Over the past several years, commodity prices have increasingly risen, driving up food prices and expanding farmers’ profit margins. This era of high crop prices may be coming to an end, some experts predict, and much faster than many are prepared for.
Thanks to increased international demand and low supply, partly caused by a string of poor weather patterns experienced across the globe, American corn prices have reached record highs. The increased federal attention to ethanol production has also helped drive up demand, enriching many farmers and driving up food prices.
Last summer corn prices reached a record high of $8 a bushel and overall American farm income topped $100 billion in 2011. The overall success of the farm sector stood out amongst the global recession, leading some optimists to predict a new golden age of farming.

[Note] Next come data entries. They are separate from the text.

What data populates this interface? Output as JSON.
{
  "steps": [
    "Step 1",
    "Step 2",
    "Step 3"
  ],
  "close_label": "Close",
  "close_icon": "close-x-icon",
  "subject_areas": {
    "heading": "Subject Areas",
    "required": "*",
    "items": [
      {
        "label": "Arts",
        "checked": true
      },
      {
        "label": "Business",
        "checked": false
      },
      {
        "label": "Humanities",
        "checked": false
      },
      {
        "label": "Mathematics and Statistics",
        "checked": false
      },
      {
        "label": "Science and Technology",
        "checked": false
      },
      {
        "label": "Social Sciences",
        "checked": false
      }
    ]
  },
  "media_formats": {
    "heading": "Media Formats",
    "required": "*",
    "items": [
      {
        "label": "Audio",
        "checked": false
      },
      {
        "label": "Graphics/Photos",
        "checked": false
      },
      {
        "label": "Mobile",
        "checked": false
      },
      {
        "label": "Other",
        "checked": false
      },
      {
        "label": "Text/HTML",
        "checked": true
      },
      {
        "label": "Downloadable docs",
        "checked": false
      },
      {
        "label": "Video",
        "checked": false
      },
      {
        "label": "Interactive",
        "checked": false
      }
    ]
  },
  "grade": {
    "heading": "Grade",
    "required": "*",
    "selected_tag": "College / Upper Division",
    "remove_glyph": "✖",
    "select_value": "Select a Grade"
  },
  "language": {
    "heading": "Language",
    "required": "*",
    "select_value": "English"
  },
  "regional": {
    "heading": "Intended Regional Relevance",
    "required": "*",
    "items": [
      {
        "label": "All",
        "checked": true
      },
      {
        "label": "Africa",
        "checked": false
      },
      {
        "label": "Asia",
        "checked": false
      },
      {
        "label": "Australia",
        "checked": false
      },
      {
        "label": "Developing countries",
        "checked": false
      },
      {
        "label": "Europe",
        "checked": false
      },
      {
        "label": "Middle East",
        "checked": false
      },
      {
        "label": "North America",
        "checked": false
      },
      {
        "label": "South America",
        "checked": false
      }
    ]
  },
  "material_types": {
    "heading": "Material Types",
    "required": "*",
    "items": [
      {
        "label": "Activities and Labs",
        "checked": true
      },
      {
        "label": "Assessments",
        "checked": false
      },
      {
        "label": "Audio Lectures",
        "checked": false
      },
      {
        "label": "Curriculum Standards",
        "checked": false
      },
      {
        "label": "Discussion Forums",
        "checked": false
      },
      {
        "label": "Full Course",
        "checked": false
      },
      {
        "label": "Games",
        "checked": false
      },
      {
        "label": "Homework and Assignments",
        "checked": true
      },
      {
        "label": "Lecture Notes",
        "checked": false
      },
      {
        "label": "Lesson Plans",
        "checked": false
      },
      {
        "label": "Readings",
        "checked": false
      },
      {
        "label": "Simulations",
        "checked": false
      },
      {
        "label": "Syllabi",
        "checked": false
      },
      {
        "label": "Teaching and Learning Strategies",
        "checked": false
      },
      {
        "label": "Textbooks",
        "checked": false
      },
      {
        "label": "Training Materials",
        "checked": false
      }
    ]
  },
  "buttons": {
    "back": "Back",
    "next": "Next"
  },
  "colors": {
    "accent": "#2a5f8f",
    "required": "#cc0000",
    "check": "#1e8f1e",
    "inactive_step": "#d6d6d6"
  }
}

The good times may be rapidly ending, however, as American farmers prepare to plant the largest commodity crop in a generation. The increased production at home and abroad could vastly expand corn stockpiles and could cause prices to drop by as much as 20 percent this year.
In addition to falling crop prices, rising fuel costs could undermine many farmers’ financial wellbeing. With gas prices nearing a national average of $4, new pressures are likely to be added to the farm economy.
Some farmers are still optimistic. Many are flush with cash after last year’s record farm incomes. In addition, given the current record highs, a price slump would likely still leave farmers in a good position.